К К. Да, я был в Риге. Весть о его кончине была обставлена трагическими обстоятельствами. В Риге я отдыхал и дирижировал. Воскресный день, 10 сентября. Был назначен концерт, в котором исполнялась «Камаринская» Глинки. Гидон Кремер играл концерт Сибелиуса и Десятую симфонию Шостаковича. Утром я репетирую, подходит арфистка Марина Смирнова:

— Кирилл Петрович, два слова.

— Что такое?

— Говорят, звонили Петрову из Ленинграда (он там отдыхал в это время), скончался Дмитрий Дмитриевич.

— Когда? Вчера вечером.

Я сейчас же остановил репетицию. Бросился звонить. Воскресенье, никого нигде нет. Сейчас же разыскал директора филармонии:

— Разыскивайте министра культуры, пусть он по «вертушке» звонит в Москву. В Министерстве культуры должен быть какой-то дежурный обязательно, который скажет, так это или не так. Мы должны знать, как реагировать вечером. Шостакович умер, а мы «Камаринскую» будем играть? Тем более, западное радио, как говорят, уже сообщило.

Через час мне директор и сообщает:

— Звонил представитель в Москву, подтвердилось.

— Когда похороны?

— Неизвестно.

— Тогда сегодня «Камаринскую» играть не будем. Разрешите, я скажу публике об этом.

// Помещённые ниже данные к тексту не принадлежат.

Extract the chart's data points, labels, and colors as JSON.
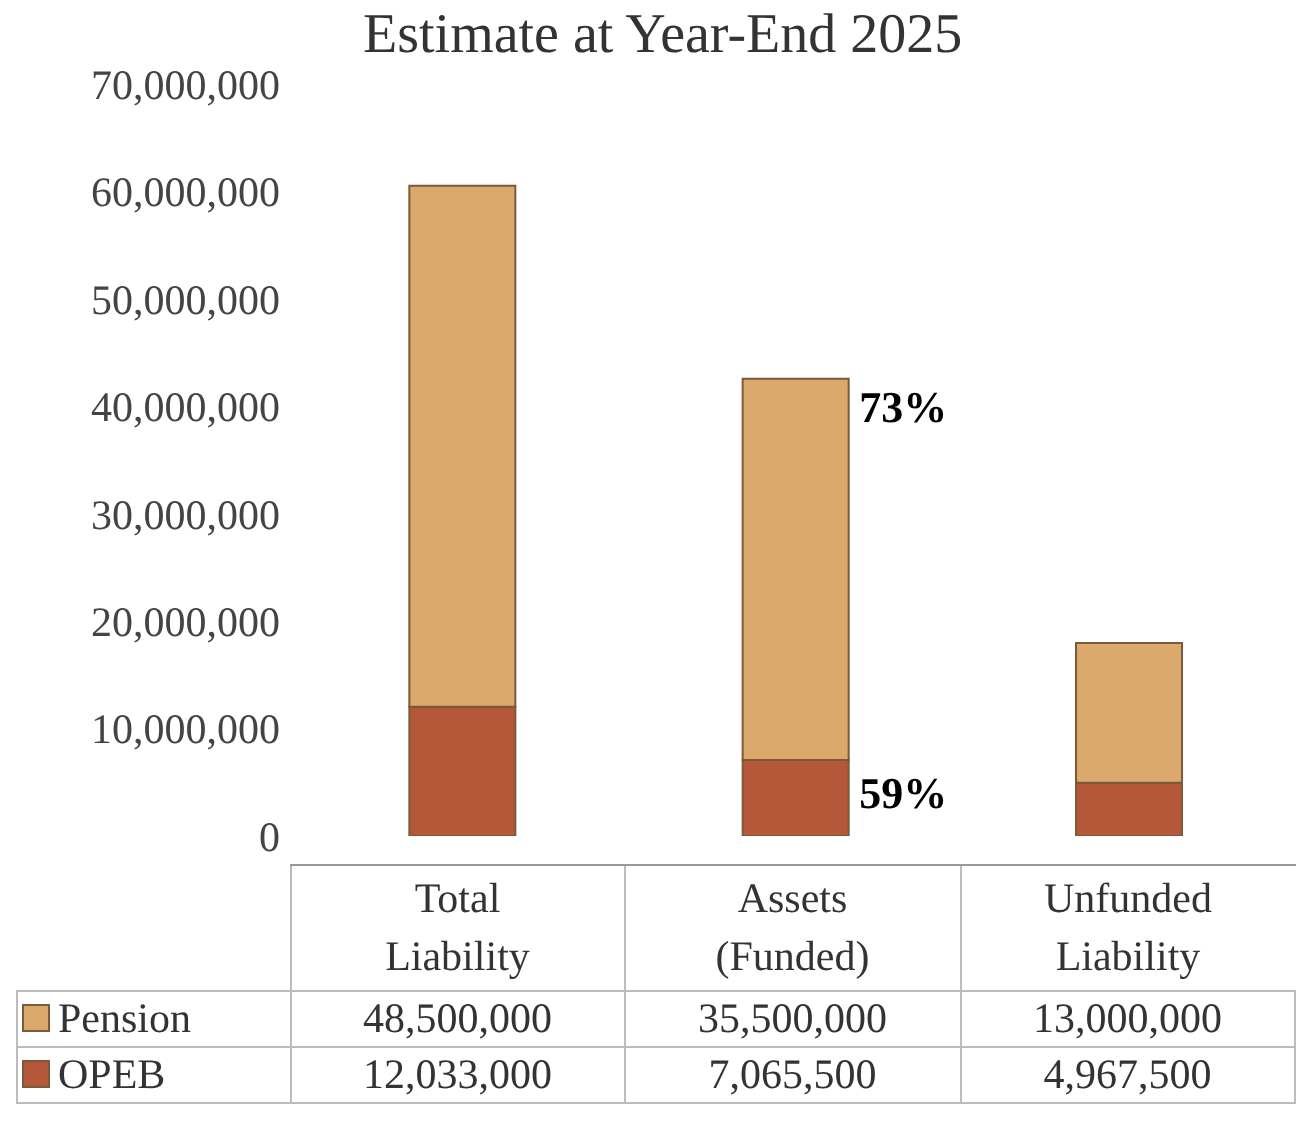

Вечером аншлаг. Много народу, праздничное настроение. Мало кто предполагал… Хотя музыканты знали, и те, кто слушал западное радио, знали, но… Я вышел на аплодисменты, поднял руки и сказал:

— Дорогие товарищи! Должен вас огорчить. Прискорбно сообщаю, что вчера вечером, в семь часов, скончался величайший композитор современности — Дмитрий Дмитриевич Шостакович.

В зале: «А-а-а!» И все вскочили без всякого предложения. Я выждал минуту и сказал:

— Надеюсь, вы не в претензии, что «Камаринскую» мы играть не будем.

Сыграли мы концерт Сибелиуса. Это прозвучало так трагически. Все играли великолепно. А перед вторым отделением я вышел снова.

— Дорогие товарищи! Я вас очень прошу, после окончания симфонии отказаться от аплодисментов.